Но в этот раз все выходило иначе. Впервые в жизни Ильберт получил предложение, выгодное во всех отношениях, но, при этом, не требующее поступиться ни принципами, ни честью, ни совестью. И это было странно. Настолько странно и непривычно, что заставляло мигать в голове воображаемую красную лампу с надписью «Тревога». Но соблазн – штука сильная.
Ильберт прекрасно понимал, что именно соблазн загнал его на неуютную северную окраину Лиона, но не было ни малейшего желания с ним бороться. Дело, если разобраться, не в деньгах даже, хотя единственным заметным подарком за несколько лет, который Ильберт сделал сам себе, был многофункциональный складной нож «Leatherman Skeletool» всего в сто евро ценой. Но и эту сумму пришлось выкраивать и копить.

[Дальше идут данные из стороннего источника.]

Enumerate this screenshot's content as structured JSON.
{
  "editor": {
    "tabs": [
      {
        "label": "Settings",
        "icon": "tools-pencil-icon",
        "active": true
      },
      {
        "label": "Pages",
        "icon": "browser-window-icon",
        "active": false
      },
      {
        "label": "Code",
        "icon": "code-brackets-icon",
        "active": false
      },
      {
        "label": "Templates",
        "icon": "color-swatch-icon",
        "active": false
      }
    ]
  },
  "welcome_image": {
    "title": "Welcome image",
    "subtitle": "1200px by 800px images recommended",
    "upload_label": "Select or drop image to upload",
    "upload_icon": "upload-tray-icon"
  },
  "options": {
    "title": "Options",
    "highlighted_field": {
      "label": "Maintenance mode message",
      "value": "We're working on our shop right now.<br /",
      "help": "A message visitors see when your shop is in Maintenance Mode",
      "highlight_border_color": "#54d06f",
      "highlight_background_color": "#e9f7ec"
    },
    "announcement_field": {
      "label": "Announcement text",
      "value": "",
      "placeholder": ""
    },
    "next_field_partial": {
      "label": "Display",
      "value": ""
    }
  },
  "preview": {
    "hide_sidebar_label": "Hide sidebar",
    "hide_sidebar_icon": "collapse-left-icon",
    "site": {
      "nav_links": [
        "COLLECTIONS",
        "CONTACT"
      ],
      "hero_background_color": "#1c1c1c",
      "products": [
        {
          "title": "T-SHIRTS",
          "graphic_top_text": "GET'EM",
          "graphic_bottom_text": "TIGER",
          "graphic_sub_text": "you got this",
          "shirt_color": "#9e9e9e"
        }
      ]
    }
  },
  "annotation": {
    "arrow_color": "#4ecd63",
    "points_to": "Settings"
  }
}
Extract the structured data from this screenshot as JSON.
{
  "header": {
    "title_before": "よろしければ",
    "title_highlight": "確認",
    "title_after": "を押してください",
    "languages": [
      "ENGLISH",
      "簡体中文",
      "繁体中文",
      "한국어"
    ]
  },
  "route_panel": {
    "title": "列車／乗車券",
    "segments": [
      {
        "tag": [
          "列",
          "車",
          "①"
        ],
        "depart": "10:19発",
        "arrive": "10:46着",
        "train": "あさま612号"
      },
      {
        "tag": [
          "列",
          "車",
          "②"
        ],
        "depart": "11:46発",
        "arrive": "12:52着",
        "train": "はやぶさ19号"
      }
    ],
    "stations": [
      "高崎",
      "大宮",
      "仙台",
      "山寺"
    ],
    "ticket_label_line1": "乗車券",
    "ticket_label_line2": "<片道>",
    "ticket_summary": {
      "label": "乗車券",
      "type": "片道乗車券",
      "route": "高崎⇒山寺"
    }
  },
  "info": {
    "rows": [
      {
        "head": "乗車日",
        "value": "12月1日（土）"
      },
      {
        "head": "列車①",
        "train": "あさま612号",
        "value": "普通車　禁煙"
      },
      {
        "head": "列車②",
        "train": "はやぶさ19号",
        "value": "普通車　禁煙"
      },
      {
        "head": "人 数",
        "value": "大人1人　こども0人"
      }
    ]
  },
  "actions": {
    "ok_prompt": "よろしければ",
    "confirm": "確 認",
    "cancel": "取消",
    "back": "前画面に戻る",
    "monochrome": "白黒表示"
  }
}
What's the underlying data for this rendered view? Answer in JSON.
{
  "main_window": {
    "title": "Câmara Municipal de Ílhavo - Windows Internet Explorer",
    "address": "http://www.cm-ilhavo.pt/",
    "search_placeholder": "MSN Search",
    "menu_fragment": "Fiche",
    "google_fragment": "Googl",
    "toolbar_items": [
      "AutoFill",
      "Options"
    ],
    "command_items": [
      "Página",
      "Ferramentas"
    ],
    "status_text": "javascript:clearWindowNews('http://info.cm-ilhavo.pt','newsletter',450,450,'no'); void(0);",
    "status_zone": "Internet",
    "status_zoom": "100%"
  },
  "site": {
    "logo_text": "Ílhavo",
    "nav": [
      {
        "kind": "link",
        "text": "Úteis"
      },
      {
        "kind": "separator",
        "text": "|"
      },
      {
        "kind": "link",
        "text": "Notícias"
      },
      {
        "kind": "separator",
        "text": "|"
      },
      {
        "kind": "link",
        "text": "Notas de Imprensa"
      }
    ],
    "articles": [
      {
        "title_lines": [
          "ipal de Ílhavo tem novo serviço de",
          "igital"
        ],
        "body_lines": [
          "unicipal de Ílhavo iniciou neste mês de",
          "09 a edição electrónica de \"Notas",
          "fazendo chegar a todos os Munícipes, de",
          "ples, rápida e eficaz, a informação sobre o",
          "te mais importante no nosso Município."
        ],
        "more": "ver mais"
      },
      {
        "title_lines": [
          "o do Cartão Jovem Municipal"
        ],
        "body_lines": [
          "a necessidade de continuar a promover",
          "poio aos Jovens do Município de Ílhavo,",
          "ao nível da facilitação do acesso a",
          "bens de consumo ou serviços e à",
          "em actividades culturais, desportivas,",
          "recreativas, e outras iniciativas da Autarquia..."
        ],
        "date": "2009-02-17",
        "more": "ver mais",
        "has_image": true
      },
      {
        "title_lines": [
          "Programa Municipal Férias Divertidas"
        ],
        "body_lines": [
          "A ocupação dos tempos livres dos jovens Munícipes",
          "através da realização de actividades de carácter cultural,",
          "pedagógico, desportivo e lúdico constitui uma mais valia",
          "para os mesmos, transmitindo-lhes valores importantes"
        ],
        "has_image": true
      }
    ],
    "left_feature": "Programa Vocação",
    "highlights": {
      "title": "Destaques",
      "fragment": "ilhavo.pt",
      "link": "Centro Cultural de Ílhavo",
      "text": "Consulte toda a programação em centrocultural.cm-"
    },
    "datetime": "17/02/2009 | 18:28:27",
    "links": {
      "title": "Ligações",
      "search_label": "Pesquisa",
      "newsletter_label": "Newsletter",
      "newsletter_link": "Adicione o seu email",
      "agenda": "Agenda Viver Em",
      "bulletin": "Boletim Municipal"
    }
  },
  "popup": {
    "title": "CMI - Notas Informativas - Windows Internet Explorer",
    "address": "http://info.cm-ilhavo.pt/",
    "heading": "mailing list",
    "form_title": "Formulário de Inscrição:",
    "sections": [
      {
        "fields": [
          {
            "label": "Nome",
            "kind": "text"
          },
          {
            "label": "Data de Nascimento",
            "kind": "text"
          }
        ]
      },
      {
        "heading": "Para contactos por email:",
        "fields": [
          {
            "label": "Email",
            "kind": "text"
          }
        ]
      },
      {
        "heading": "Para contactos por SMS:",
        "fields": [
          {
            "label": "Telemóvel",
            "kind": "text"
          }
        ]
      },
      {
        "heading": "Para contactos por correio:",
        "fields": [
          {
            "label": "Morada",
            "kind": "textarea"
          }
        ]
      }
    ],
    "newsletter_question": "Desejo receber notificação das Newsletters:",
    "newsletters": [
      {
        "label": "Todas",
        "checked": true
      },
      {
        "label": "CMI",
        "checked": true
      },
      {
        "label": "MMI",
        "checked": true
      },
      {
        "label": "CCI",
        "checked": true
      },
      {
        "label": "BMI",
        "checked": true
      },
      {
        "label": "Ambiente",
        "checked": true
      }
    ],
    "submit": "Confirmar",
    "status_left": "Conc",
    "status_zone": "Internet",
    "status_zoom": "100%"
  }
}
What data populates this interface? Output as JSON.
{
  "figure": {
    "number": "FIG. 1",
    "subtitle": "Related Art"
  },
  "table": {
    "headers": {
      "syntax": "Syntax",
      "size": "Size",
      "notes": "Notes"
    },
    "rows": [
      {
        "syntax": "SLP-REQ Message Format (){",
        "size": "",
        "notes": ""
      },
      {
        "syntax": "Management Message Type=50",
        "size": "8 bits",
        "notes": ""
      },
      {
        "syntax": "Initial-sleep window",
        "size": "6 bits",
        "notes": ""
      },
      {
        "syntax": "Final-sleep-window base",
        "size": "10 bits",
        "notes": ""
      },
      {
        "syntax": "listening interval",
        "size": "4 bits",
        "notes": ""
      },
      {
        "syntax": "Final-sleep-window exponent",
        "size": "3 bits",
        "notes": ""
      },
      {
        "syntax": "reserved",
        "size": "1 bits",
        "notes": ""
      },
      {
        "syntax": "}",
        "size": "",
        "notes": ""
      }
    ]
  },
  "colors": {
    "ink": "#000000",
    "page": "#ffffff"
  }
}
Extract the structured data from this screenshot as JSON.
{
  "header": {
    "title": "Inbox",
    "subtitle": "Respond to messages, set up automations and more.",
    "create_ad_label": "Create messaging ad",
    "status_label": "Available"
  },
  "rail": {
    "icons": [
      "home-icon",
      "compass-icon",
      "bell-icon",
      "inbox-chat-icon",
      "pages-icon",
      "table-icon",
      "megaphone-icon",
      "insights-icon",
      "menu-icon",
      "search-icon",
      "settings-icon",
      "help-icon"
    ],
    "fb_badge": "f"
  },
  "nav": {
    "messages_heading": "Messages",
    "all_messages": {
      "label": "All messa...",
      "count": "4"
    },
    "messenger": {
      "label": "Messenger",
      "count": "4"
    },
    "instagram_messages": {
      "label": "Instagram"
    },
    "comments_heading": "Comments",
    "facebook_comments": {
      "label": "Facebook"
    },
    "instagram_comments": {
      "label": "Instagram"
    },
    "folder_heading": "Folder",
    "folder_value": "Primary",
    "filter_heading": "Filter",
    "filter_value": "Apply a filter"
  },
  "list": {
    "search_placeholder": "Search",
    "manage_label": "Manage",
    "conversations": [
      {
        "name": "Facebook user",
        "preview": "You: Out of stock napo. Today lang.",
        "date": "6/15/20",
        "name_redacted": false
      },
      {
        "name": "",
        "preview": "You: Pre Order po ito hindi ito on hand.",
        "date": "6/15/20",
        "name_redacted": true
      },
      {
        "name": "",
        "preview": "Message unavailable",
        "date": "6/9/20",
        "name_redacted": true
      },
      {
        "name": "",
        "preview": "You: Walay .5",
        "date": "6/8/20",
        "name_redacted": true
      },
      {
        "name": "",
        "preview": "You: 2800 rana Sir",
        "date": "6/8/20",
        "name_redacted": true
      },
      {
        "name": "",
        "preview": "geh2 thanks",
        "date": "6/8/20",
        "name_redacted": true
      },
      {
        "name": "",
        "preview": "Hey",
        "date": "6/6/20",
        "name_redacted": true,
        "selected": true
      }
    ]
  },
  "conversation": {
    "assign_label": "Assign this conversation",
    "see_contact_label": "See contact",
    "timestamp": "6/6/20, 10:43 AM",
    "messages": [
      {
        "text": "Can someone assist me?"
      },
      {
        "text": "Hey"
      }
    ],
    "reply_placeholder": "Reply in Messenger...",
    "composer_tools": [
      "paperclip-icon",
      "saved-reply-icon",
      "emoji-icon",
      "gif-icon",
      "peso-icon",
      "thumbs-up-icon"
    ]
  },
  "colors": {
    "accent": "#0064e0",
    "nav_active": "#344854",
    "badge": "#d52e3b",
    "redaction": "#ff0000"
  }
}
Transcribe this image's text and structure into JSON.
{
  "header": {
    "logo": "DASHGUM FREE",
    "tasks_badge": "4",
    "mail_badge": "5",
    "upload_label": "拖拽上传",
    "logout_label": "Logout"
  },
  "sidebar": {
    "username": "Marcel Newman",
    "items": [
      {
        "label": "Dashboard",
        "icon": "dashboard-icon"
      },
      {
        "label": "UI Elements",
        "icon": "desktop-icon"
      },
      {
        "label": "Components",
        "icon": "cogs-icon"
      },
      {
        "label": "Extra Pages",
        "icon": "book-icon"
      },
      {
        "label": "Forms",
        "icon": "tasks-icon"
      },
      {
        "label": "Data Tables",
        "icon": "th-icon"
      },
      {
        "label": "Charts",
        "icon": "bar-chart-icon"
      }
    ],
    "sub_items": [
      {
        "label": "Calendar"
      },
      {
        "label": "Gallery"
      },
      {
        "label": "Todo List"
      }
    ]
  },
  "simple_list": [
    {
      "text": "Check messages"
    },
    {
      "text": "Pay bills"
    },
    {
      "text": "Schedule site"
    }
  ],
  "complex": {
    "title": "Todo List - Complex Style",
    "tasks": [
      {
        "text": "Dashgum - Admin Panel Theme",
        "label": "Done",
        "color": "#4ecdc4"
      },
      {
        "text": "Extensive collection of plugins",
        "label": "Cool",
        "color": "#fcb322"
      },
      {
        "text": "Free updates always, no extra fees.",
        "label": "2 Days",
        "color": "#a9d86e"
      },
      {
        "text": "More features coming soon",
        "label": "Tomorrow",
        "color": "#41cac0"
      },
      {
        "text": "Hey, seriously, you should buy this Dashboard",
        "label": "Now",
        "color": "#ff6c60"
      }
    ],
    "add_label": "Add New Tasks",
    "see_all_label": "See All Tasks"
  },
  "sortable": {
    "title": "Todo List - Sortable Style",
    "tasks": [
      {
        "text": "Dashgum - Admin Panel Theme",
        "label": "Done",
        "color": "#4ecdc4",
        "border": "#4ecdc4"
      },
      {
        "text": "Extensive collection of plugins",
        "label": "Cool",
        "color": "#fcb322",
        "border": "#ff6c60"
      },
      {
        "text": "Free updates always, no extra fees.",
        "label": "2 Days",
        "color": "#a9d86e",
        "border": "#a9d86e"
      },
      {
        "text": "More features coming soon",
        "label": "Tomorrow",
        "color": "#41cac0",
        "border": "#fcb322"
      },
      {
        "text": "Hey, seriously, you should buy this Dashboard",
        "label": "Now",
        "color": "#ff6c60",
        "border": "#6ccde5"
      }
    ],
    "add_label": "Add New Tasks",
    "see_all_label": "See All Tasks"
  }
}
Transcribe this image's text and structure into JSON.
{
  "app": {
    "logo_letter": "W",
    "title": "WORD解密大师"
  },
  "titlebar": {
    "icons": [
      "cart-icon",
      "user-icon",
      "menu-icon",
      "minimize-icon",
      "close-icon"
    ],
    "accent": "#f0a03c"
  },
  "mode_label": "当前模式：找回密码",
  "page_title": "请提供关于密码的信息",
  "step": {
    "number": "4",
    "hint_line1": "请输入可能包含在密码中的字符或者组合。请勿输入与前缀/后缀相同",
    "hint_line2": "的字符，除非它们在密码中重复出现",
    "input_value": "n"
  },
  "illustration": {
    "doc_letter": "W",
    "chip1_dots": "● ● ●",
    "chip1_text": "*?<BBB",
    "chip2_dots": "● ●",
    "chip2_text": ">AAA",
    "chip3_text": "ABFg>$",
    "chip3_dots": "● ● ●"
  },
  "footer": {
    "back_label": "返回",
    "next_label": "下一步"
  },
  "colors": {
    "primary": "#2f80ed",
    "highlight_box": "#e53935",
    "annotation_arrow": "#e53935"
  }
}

Да, если быть перед самим собой честным, то дело было все же в деньгах, но не в них одних. Ирония судьбы заключалась в том, что на выгодном месте в процветающей корпорации, несущей, без преувеличения, благоденствие всему человечеству, Ильберту предлагали заняться тем, что он охотно делал бы и бесплатно. Именно это и рождало тот стержень, от которого соблазн креп и разрастался, подобно деревцу в благодатной почве.
Подняв брызги грязи с мостовой, Ильберта обогнал муниципальный автобус. Народу в нем почти не было, лишь десятка полтора рабочих в оранжевых куртках и касках. Ильберт подумал, что можно рвануть до остановки и проехать три-четыре квартала. Всяко лучше, чем шлепать по лужам рифлеными подошвами экспедиционных ботинок, видавших лучшие времена. Но в последний момент воздержался. К моменту разговора ему хотелось быть на сто процентов уверенным, что он делает верный шаг. А проклятая воображаемая красная лампочка все мигала и мигала в голове, не давая покоя. Ильберт то списывал это на свою природную осторожность и нелюбовь к риску, то задумывался, может чего-то не учел или не досмотрел.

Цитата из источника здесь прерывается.